Background
Recently, I encountered a problem where a user wanted to synchronize data from PostgreSQL to TiDB (which uses the same protocol as MySQL) and wanted to know whether the data after synchronization is consistent. I hadn’t dealt with this kind of issue before, so I did a bit of research.
Typically, to verify data consistency, you compute a checksum on both sides and compare them.
TiDB (MySQL) Side
For the verification of a specific table, the following SQL is used:
SELECT bit_xor(
CAST(crc32(
concat_ws(',',
col1, col2, col3, …, colN,
concat(isnull(col1), isnull(col2), …, isnull(colN))
)
) AS UNSIGNED)
)
FROM t;
Let’s look at a specific example:
DROP TABLE IF EXISTS t;
CREATE TABLE t (i INT, j INT);
INSERT INTO t VALUES (2, 3), (NULL, NULL);
SELECT bit_xor(
CAST(crc32(
concat_ws(',',
i, j,
concat(isnull(i), isnull(j))
)
) AS UNSIGNED)
)
FROM t;
The result is:
+-------------------------------------------------------------------------------------------------------------------------------------------+
| bit_xor(
CAST(crc32(
concat_ws(',',
i, j,
concat(isnull(i), isnull(j))
)
) AS UNSIGNED)
) |
+-------------------------------------------------------------------------------------------------------------------------------------------+
| 5062371 |
+-------------------------------------------------------------------------------------------------------------------------------------------+
1 row in set (0.00 sec)
PostgreSQL Side
The goal is simply to write the same SQL as above, but PostgreSQL does not support bit_xor
, crc32
, isnull
, nor does it have unsigned types.

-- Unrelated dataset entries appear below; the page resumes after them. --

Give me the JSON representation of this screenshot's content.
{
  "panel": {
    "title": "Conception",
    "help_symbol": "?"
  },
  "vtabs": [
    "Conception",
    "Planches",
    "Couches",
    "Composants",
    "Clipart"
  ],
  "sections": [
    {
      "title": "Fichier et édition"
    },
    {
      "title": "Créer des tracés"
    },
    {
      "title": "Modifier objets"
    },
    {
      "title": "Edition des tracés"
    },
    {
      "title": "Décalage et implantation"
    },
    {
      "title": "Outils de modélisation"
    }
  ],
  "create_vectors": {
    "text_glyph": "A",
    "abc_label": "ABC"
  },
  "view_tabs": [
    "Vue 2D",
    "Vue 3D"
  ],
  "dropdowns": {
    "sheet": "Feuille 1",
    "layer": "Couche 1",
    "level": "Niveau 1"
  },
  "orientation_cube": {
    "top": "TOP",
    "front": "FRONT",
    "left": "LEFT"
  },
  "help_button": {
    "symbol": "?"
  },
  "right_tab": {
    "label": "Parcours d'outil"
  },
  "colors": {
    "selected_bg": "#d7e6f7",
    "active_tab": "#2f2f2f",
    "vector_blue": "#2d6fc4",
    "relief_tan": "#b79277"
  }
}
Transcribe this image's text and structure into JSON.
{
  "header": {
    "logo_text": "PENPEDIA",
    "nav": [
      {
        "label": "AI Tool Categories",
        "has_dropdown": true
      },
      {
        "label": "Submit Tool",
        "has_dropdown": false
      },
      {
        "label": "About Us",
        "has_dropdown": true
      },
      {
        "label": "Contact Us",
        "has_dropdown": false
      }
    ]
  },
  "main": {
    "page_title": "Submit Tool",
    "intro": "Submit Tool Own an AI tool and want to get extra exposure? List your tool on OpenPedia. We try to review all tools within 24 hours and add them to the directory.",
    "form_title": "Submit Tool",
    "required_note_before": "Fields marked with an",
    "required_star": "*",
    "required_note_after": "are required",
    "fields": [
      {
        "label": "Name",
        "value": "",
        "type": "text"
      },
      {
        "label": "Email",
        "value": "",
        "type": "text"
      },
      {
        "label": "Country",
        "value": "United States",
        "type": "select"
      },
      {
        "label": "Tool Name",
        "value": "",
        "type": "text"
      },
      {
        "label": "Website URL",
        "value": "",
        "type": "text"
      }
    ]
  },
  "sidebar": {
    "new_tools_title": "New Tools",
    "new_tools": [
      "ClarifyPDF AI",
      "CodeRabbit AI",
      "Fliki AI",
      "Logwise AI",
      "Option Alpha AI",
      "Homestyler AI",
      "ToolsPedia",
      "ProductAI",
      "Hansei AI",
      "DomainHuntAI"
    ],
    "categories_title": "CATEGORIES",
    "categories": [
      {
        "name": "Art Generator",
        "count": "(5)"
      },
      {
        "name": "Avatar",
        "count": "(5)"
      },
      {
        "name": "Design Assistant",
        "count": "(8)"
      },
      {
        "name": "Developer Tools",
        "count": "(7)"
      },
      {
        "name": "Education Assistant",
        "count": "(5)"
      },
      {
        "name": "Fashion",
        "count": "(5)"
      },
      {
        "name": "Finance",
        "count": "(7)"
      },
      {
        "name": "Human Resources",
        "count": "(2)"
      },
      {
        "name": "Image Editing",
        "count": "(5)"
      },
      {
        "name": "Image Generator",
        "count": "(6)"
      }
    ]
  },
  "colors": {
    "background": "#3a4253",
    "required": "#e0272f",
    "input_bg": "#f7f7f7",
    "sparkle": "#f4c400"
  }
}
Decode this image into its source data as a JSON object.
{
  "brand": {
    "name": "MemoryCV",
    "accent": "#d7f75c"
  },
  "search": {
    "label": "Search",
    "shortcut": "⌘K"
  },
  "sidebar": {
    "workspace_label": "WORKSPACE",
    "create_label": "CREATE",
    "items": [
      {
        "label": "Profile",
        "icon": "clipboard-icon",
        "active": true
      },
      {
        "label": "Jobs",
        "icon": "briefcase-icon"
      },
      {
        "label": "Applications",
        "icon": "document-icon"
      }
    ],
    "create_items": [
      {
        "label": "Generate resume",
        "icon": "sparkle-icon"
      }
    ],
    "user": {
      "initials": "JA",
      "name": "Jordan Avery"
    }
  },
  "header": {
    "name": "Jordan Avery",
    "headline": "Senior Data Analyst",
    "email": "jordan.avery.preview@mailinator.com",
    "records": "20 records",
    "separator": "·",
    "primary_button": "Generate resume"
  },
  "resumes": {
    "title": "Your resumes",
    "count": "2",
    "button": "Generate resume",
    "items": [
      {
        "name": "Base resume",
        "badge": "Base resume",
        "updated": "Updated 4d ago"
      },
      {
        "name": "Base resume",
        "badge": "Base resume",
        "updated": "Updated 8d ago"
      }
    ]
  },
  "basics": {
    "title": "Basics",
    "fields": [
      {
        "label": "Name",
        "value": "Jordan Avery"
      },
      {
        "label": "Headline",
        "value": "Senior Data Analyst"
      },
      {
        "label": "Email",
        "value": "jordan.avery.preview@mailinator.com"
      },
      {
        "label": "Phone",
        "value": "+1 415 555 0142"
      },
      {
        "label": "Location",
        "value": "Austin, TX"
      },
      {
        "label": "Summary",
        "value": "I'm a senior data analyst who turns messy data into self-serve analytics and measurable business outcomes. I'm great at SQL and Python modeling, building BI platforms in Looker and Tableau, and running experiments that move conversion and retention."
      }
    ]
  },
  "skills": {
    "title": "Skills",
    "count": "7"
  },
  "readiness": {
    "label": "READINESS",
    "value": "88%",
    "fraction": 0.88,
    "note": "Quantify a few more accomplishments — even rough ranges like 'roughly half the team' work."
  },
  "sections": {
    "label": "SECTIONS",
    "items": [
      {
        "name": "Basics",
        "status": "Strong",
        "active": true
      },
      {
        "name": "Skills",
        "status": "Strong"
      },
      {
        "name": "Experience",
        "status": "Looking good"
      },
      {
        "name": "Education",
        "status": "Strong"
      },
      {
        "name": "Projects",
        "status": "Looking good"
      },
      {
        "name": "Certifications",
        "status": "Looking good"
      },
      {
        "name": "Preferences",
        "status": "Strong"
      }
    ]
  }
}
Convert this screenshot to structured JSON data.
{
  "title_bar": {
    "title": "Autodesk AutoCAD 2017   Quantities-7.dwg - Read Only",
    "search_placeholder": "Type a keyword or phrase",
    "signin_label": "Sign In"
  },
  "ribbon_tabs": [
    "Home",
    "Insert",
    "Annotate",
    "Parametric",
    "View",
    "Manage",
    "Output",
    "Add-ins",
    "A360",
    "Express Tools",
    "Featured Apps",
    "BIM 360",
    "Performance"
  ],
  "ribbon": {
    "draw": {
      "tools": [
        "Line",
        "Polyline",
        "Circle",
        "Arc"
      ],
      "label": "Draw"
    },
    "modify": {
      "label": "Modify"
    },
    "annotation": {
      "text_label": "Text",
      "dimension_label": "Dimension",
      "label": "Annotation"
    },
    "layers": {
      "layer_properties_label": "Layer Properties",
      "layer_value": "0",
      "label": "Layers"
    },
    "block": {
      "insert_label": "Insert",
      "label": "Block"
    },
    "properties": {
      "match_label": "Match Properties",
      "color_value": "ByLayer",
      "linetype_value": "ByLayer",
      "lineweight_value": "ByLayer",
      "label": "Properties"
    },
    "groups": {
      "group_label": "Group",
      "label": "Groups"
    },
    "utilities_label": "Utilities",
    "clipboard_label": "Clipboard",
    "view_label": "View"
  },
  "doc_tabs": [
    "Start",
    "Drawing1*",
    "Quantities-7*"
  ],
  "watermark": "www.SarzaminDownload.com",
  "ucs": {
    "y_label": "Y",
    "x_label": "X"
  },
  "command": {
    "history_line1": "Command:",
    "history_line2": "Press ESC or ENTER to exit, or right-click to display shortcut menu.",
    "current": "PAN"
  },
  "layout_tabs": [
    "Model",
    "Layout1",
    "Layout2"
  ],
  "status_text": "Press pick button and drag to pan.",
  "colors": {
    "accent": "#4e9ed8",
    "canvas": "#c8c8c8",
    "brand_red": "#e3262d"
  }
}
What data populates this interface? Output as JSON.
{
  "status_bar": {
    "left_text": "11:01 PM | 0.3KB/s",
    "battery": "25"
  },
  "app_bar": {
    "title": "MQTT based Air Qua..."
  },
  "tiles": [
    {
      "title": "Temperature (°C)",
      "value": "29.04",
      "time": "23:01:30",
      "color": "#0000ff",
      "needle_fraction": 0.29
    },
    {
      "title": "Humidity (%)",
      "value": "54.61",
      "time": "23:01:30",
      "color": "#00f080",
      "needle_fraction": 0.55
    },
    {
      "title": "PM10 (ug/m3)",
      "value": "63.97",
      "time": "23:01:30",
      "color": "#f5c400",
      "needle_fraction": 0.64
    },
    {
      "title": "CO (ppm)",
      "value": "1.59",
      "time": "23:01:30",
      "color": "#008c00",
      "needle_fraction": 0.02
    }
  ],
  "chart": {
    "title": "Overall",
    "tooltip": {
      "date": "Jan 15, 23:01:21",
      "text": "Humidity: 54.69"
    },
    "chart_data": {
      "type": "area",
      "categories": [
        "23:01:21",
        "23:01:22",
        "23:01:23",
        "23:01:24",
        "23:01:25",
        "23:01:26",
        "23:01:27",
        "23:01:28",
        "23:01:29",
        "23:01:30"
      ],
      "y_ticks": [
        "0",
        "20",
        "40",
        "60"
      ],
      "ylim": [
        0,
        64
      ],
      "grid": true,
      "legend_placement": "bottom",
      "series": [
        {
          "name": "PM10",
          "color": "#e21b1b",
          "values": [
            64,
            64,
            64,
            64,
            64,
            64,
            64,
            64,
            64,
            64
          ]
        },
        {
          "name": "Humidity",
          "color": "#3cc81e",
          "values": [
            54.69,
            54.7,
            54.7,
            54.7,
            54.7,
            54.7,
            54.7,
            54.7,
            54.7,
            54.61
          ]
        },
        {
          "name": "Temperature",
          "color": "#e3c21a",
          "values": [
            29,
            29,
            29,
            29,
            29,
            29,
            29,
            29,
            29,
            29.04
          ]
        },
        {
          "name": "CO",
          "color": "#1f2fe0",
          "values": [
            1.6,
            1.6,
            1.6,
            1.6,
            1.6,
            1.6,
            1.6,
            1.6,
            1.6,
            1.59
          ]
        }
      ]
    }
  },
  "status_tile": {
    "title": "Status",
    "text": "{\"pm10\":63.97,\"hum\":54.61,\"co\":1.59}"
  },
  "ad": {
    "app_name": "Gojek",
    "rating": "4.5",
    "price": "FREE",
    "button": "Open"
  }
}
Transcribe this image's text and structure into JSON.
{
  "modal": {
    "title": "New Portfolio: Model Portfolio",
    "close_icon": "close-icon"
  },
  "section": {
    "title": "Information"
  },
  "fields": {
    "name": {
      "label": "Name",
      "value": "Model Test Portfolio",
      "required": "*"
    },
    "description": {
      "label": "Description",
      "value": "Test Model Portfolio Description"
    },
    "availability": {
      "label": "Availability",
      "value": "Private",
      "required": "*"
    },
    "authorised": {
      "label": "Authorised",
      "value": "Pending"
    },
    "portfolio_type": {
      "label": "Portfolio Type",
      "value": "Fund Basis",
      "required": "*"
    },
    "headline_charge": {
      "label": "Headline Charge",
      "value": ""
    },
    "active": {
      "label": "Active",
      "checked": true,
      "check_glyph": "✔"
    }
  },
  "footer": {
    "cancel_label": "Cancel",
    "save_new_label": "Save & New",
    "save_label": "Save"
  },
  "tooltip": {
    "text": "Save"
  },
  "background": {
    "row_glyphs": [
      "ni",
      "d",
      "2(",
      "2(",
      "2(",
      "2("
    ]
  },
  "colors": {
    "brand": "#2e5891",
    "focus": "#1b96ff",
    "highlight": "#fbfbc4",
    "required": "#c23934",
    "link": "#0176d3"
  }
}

Therefore, the solution is relatively straightforward—relying on UDFs (User-Defined Functions).
After some research, the main missing functions can be addressed with a few custom implementations.
bit_xor
:
CREATE OR REPLACE AGGREGATE bit_xor(IN v bigint) (SFUNC = int8xor, STYPE = bigint);
crc32
:
CREATE OR REPLACE FUNCTION crc32(text_string text) RETURNS bigint AS $$
DECLARE
tmp bigint;
i int;
j int;
byte_length int;
binary_string bytea;
BEGIN
IF text_string = '' THEN
RETURN 0;
END IF;
i = 0;
tmp = 4294967295;
byte_length = bit_length(text_string) / 8;
binary_string = decode(replace(text_string, E'\\', E'\\\\'), 'escape');
LOOP
tmp = (tmp # get_byte(binary_string, i))::bigint;
i = i + 1;
j = 0;
LOOP
tmp = ((tmp >> 1) # (3988292384 * (tmp & 1)))::bigint;
j = j + 1;
IF j >= 8 THEN
EXIT;
END IF;
END LOOP;
IF i >= byte_length THEN
EXIT;
END IF;
END LOOP;
RETURN (tmp # 4294967295);
END
$$ IMMUTABLE LANGUAGE plpgsql;
isnull
:
CREATE OR REPLACE FUNCTION isnull(anyelement) RETURNS int AS $$
BEGIN
RETURN CAST(($1 IS NULL) AS INT);
END
$$ LANGUAGE plpgsql;
After creating the three UDFs above, let’s test the previous example. Note that UNSIGNED
should be changed to BIGINT
.
DROP TABLE IF EXISTS t;
CREATE TABLE t (i INT, j INT);
INSERT INTO t VALUES (2, 3), (NULL, NULL);
SELECT bit_xor(
CAST(crc32(
concat_ws(',',
i, j,
concat(isnull(i), isnull(j))
)
) AS BIGINT)
)
FROM t;
The result:
bit_xor
---------
5062371
(1 row)
It’s exactly the same as on the TiDB (MySQL) side.
Postscript
- I haven’t tested more extensively; this is just a simple test.
- UDFs are indeed a great feature that greatly enhance flexibility.